Reverse mortgages are one way of utilizing the equity of a home and putting it to use without adding a refinancing or interest payment to monthly overhead. The loan is not repaid, in most instances, until the borrower dies, moves, or sells their home. At that time, the borrowers (or their heirs) can either repay the loan and keep the property or sell the home and use the proceeds to repay the loan, with the sellers keeping any proceeds that remain after the loan is repaid. The loan may have to be repaid if the borrower has to move into an assisted living facility or if they move in with a family member, and a property sale can pay off the loan and even provide additional equity.

In a reverse mortgage, the borrower keeps the title to the home. And is responsible for property taxes, insurance, utilities, fuel, maintenance, and other expenses.

Homeownership cash available

Investopedia reports that reverse mortgages can provide much-needed cash for seniors whose net worth is mostly tied up in the value of their home.  That cash can be determined by interest rates, as borrowers with the lowest rates will typically receive more proceeds and overall benefits of their reverse mortgage.

Before any of these loans can be secured, due diligence is necessary. As with any loan, there are pros and cons to the instrument so investigation is wise. In fact, it is required.

Counseling required by HUD

The federal government requires that all reverse mortgage borrowers receive counseling before they take out a HECM loan. The National Council on Aging reports that counselors are trained and approved by HUD to provide unbiased information and to discuss alternatives to a HECM, the costs associated with the loan, the various products and payment plan options, and much more.

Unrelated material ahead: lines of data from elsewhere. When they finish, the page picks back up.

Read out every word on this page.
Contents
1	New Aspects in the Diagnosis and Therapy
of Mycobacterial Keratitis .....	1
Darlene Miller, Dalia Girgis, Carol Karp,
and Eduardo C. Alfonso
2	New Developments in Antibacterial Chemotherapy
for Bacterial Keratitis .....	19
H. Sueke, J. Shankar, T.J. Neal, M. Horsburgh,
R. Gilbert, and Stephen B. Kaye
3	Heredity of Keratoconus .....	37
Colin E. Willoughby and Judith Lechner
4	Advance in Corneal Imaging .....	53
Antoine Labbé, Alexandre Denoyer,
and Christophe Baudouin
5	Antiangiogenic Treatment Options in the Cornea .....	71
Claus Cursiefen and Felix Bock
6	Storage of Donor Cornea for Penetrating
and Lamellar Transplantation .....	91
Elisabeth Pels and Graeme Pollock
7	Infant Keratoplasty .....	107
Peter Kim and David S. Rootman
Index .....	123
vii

The counseling session equips the borrower with the knowledge needed to make an informed choice. Often there is a fee for this counseling, usually payable at the time of the counseling. In some circumstances, the borrower may pay the fee at the time of the closing, using funds from the reverse mortgage.

What is reverse mortgage counseling?

The counseling on a reverse mortgage is an independent session conducted by a third party. It is a requirement for all reverse mortgage loans. The purpose of the counseling is to ensure that all borrowers and spouses understand what a reverse mortgage is and what their obligations entail.

Adhering to HUD guidelines, the mandatory reverse mortgage counseling must include the implications of and alternatives to a reverse mortgage from a HUD-approved HECM counseling agency. Agencies are required by HUD regulations to provide the borrower with a list of reverse mortgage counseling agencies.

The list must include all HUD-approved counseling intermediaries that can provide telephonic counseling, as well as five (5) counseling agencies within your local area, state or both, with at least one of the local agencies located within a reasonable driving distance for the mandated (pre-Covid) face-to-face counseling.